With K-12 classes in Leon County commencing Thursday, August 10, and University scheduling on Monday, August 28, the unexpected tropical storm, now Hurricane Idalia, has begun to raise concerns on its impact on the learning cycle of this year.
As of August 28, Leon County has been put under a tropical storm watch as Idalia is now a confirmed hurricane, expected to reach a level three as it makes landfall.
Leon County Superintendent Rocky Hanna explained in a video post that schools will be open Tuesday, August 29, and closed Wednesday, August 30, as this storm is expected to have a significant impact on the area.
Florida A&M University, Florida State University and Tallahassee Community College have since announced the same school closure until further notice, with a recent update from Florida A&M University stating that classes will conclude on Tuesday, August 29 at 12:30 p.m. and resume Sept. 5 at normal hours.

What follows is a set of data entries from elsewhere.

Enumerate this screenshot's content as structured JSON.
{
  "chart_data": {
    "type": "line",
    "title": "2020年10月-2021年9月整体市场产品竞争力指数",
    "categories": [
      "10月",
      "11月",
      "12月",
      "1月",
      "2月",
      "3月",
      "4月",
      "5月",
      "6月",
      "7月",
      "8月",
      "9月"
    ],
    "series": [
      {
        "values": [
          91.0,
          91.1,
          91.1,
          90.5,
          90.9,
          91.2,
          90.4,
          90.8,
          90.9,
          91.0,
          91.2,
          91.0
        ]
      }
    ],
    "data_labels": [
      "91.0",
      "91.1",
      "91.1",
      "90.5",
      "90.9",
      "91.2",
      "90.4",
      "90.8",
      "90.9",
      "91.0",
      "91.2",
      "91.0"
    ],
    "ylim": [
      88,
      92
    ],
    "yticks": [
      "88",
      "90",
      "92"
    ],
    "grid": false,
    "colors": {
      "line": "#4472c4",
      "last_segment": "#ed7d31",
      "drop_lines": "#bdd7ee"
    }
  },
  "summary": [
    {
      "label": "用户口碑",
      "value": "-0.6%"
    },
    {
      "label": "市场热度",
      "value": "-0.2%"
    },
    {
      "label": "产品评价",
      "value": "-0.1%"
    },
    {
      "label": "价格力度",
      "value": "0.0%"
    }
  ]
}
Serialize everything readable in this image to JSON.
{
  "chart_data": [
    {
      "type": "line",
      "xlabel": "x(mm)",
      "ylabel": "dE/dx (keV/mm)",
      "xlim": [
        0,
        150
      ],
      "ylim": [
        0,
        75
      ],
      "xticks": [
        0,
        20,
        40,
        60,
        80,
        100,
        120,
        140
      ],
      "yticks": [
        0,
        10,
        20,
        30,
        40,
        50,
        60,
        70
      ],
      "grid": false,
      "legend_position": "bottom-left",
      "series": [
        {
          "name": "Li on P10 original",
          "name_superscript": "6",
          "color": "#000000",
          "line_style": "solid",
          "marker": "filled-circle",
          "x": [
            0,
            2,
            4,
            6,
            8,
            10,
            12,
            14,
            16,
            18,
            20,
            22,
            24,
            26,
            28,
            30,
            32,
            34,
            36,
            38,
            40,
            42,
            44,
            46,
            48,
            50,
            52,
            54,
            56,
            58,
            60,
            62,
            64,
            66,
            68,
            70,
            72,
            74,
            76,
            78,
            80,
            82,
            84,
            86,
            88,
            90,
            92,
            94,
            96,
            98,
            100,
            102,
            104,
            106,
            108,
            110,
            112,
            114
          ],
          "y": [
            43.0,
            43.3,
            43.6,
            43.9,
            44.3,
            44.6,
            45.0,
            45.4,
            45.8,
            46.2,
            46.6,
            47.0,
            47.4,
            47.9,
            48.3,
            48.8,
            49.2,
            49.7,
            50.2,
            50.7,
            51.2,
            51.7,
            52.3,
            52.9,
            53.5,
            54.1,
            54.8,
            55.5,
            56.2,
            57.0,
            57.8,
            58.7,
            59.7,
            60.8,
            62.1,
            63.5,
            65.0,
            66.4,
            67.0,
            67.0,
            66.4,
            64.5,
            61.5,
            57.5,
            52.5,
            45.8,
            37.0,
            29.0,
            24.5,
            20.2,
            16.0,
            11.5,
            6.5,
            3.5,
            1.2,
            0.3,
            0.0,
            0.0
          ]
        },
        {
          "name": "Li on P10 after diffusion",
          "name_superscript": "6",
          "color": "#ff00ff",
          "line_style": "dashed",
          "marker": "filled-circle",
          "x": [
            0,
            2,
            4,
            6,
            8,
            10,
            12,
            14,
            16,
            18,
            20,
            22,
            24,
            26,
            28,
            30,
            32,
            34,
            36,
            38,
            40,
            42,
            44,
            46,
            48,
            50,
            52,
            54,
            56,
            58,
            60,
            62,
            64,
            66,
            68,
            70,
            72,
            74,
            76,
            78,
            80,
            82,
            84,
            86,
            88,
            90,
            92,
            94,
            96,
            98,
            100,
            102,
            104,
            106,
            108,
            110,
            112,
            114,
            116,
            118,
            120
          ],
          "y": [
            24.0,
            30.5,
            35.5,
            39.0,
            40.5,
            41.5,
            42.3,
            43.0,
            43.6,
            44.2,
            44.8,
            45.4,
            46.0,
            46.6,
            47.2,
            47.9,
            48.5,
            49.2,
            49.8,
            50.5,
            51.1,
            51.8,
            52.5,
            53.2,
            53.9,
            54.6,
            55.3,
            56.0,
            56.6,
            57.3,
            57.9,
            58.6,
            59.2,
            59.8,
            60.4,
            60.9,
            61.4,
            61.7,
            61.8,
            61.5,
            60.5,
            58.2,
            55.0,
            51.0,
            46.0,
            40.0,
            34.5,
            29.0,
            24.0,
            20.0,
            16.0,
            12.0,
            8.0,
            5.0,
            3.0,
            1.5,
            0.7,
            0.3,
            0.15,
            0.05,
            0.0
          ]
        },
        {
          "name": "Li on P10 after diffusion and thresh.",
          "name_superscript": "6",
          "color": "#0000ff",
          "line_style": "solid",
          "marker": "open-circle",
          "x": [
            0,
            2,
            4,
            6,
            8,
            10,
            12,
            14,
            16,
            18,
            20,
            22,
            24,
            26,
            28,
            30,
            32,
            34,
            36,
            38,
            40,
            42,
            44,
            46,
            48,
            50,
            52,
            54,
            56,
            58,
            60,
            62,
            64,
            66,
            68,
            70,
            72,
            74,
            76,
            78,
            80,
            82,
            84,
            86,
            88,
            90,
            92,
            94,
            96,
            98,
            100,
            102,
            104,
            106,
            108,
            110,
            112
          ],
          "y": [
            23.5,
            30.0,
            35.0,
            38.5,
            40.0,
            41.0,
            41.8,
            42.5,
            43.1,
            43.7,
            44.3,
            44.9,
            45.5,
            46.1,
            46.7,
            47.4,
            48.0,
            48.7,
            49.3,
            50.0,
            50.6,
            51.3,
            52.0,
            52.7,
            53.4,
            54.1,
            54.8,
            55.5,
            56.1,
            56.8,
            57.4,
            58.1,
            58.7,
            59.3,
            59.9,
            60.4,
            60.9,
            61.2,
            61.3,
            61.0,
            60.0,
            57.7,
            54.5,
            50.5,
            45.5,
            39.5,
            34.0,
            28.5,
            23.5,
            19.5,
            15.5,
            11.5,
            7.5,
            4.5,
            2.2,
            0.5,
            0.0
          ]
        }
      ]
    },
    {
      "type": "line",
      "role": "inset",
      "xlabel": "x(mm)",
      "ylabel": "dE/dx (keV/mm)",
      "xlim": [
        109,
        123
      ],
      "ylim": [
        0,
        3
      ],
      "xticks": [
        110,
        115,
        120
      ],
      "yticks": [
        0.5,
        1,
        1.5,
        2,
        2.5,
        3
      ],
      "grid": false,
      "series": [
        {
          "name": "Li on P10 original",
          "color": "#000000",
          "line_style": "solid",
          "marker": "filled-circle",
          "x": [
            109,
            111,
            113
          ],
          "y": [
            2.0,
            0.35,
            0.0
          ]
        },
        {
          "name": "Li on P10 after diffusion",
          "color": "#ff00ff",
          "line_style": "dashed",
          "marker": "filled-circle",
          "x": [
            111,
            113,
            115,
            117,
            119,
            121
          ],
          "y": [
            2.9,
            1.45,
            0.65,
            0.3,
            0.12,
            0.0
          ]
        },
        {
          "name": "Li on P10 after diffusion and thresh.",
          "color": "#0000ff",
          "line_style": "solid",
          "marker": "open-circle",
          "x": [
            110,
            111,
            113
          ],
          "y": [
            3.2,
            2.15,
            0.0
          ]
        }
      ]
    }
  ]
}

Having started, this hurricane does not seem to deter the start of the school year, but more so interrupt the beginning of crucial instruction time.

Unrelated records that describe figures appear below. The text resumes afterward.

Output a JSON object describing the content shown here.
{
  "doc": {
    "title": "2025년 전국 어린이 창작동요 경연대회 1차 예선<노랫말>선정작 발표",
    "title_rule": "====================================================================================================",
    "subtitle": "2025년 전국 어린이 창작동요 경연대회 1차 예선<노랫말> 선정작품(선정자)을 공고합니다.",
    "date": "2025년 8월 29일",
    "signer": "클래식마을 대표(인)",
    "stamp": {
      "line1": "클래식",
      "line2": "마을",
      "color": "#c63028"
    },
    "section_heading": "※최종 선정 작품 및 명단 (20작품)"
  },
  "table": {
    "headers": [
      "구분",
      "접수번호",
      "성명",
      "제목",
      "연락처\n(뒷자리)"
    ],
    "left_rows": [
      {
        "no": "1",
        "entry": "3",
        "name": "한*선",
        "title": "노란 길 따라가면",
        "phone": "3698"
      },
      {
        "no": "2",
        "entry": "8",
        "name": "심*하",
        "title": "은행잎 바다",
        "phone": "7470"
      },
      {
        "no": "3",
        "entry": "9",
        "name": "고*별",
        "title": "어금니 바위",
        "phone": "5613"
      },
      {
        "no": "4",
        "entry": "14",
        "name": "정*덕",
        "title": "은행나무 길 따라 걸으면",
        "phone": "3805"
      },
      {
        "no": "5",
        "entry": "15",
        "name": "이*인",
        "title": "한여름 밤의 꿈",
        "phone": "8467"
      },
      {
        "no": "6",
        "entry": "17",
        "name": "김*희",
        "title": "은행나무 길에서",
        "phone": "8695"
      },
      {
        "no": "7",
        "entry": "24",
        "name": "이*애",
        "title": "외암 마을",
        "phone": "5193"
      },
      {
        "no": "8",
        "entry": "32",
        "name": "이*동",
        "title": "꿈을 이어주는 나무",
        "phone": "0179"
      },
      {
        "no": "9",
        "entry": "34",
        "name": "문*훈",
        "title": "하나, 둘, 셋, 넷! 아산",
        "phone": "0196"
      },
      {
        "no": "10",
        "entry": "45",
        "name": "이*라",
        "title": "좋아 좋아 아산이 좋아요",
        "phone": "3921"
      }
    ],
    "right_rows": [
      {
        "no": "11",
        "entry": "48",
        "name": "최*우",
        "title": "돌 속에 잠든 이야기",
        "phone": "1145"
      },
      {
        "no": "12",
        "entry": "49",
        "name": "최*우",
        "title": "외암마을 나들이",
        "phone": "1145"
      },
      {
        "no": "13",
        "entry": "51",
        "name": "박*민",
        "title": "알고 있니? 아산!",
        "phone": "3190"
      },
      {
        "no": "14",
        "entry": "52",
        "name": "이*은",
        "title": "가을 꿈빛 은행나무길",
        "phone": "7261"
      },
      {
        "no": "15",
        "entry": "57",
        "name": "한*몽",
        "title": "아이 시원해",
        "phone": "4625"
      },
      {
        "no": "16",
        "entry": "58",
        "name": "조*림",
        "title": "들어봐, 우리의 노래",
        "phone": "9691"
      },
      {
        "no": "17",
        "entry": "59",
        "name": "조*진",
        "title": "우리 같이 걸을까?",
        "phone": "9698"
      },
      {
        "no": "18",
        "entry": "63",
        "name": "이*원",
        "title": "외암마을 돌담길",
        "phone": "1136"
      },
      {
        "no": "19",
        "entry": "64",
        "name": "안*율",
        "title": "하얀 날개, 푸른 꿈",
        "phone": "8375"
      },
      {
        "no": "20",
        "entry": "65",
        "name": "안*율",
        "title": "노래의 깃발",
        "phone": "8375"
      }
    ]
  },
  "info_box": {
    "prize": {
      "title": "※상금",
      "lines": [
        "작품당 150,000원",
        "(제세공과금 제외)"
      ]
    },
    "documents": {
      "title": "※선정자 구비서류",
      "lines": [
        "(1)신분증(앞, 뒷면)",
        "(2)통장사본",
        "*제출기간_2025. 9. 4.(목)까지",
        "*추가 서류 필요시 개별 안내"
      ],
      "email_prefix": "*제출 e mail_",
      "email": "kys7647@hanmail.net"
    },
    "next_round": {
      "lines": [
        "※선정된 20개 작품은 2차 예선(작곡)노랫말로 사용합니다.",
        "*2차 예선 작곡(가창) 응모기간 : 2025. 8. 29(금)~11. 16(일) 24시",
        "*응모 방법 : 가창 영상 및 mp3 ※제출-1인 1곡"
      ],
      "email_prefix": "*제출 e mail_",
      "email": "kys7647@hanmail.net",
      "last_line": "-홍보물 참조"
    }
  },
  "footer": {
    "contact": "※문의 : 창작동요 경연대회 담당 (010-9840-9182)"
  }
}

For grade school participants, this means severe interruption, leading to a week without proper instruction. Interest may be lost by this time, and it may be hard to regain focus.

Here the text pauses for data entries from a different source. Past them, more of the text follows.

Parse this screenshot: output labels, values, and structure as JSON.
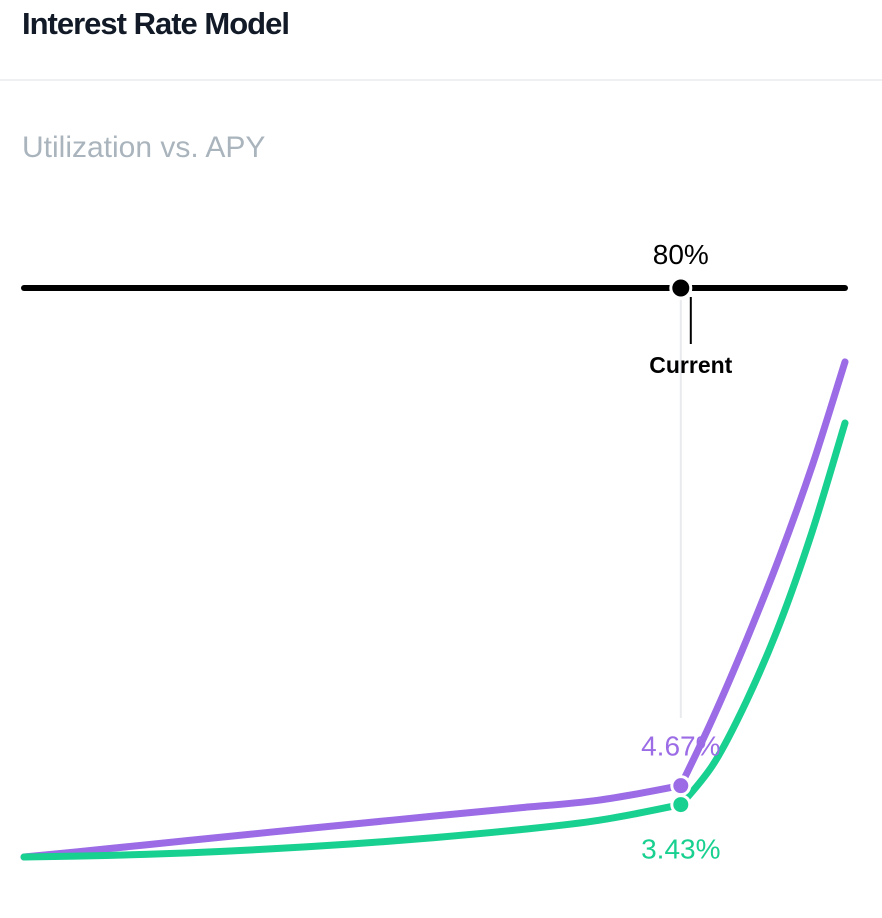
{
  "header": {
    "title": "Interest Rate Model"
  },
  "chart_data": {
    "type": "line",
    "title": "Utilization vs. APY",
    "xlabel": "",
    "ylabel": "",
    "x_unit": "%",
    "xlim": [
      0,
      100
    ],
    "current": {
      "utilization": 80,
      "utilization_label": "80%",
      "marker_label": "Current"
    },
    "series": [
      {
        "color": "#9b6ce6",
        "current_value": 4.67,
        "current_label": "4.67%",
        "points": [
          [
            0,
            0
          ],
          [
            10,
            0.53
          ],
          [
            20,
            1.08
          ],
          [
            30,
            1.62
          ],
          [
            40,
            2.15
          ],
          [
            50,
            2.68
          ],
          [
            60,
            3.2
          ],
          [
            70,
            3.72
          ],
          [
            80,
            4.67
          ],
          [
            84,
            9.2
          ],
          [
            88,
            14.2
          ],
          [
            92,
            19.6
          ],
          [
            96,
            25.6
          ],
          [
            100,
            32.4
          ]
        ]
      },
      {
        "color": "#18d08f",
        "current_value": 3.43,
        "current_label": "3.43%",
        "points": [
          [
            0,
            0
          ],
          [
            10,
            0.1
          ],
          [
            20,
            0.27
          ],
          [
            30,
            0.53
          ],
          [
            40,
            0.86
          ],
          [
            50,
            1.27
          ],
          [
            60,
            1.77
          ],
          [
            70,
            2.4
          ],
          [
            80,
            3.43
          ],
          [
            84,
            6.1
          ],
          [
            88,
            10.2
          ],
          [
            92,
            15.2
          ],
          [
            96,
            21.3
          ],
          [
            100,
            28.4
          ]
        ]
      }
    ],
    "colors": {
      "axis": "#000000",
      "guide": "#e8eaed"
    }
  }
}
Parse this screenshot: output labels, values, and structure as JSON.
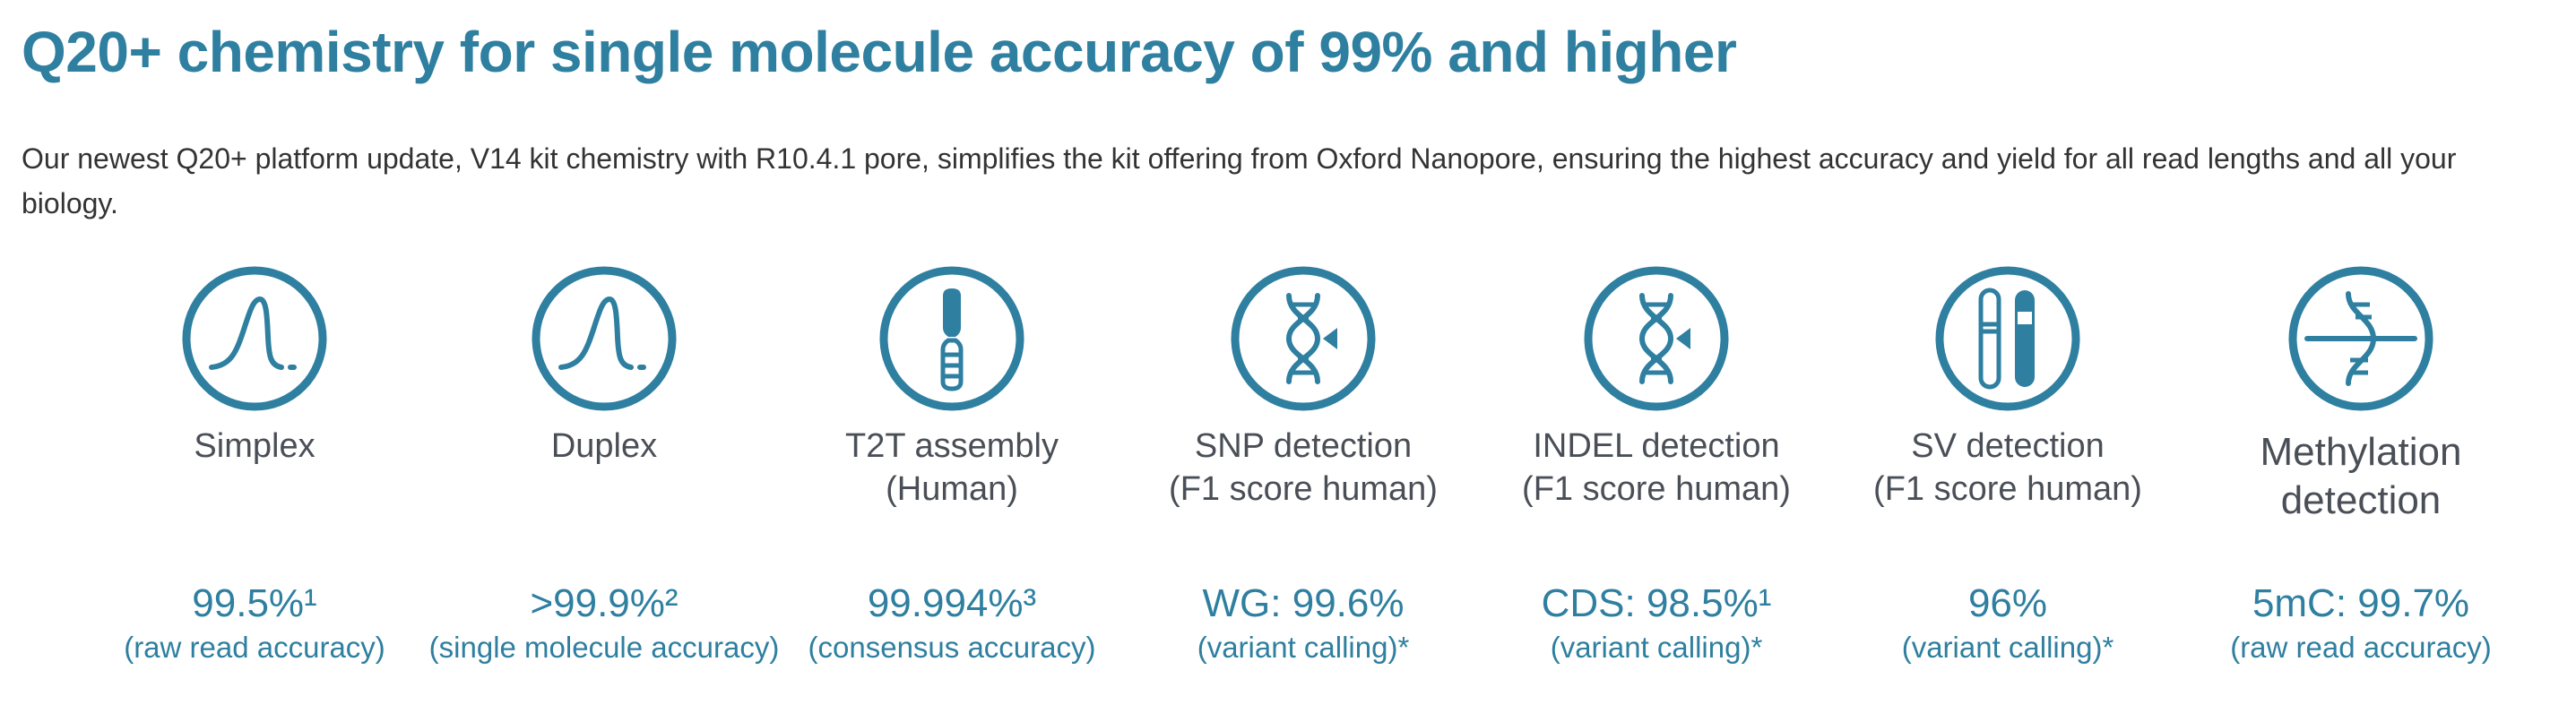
{
  "title": "Q20+ chemistry for single molecule accuracy of 99% and higher",
  "intro": "Our newest Q20+ platform update, V14 kit chemistry with R10.4.1 pore, simplifies the kit offering from Oxford Nanopore, ensuring the highest accuracy and yield for all read lengths and all your biology.",
  "colors": {
    "accent": "#2e7fa0",
    "label": "#4a4f57",
    "body_text": "#333333"
  },
  "features": [
    {
      "icon": "single-peak-icon",
      "label": "Simplex",
      "value": "99.5%¹",
      "note": "(raw read accuracy)"
    },
    {
      "icon": "single-peak-icon",
      "label": "Duplex",
      "value": ">99.9%²",
      "note": "(single molecule accuracy)"
    },
    {
      "icon": "chromosome-icon",
      "label": "T2T assembly\n(Human)",
      "value": "99.994%³",
      "note": "(consensus accuracy)"
    },
    {
      "icon": "dna-pointer-icon",
      "label": "SNP detection\n(F1 score human)",
      "value": "WG: 99.6%",
      "note": "(variant calling)*"
    },
    {
      "icon": "dna-pointer-icon",
      "label": "INDEL detection\n(F1 score human)",
      "value": "CDS: 98.5%¹",
      "note": "(variant calling)*"
    },
    {
      "icon": "chromosome-pair-icon",
      "label": "SV detection\n(F1 score human)",
      "value": "96%",
      "note": "(variant calling)*"
    },
    {
      "icon": "methylated-dna-icon",
      "label": "Methylation\ndetection",
      "value": "5mC: 99.7%",
      "note": "(raw read accuracy)"
    }
  ]
}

For collegiate students, this is a severe halt to the start of school. Classes have been in session for less than two days, many students not getting the opportunity to attend some classes for the first time till next week
Collegiate students, having a small set of months to complete a course, may take the biggest fall in this if instructors decide to start an official syllabus week next week, pushing back critical instruction which can lead to cramming multiple lessons in the time frame given.
Although there is a week given to recover from this hurricane, it is only an estimate. Depending on the outcome of this storm, classes for both grade and collegiate schooling may be pushed back depending on damages to the local areas
As of now, the impact on schooling is still fresh, and can be set to a waiting game.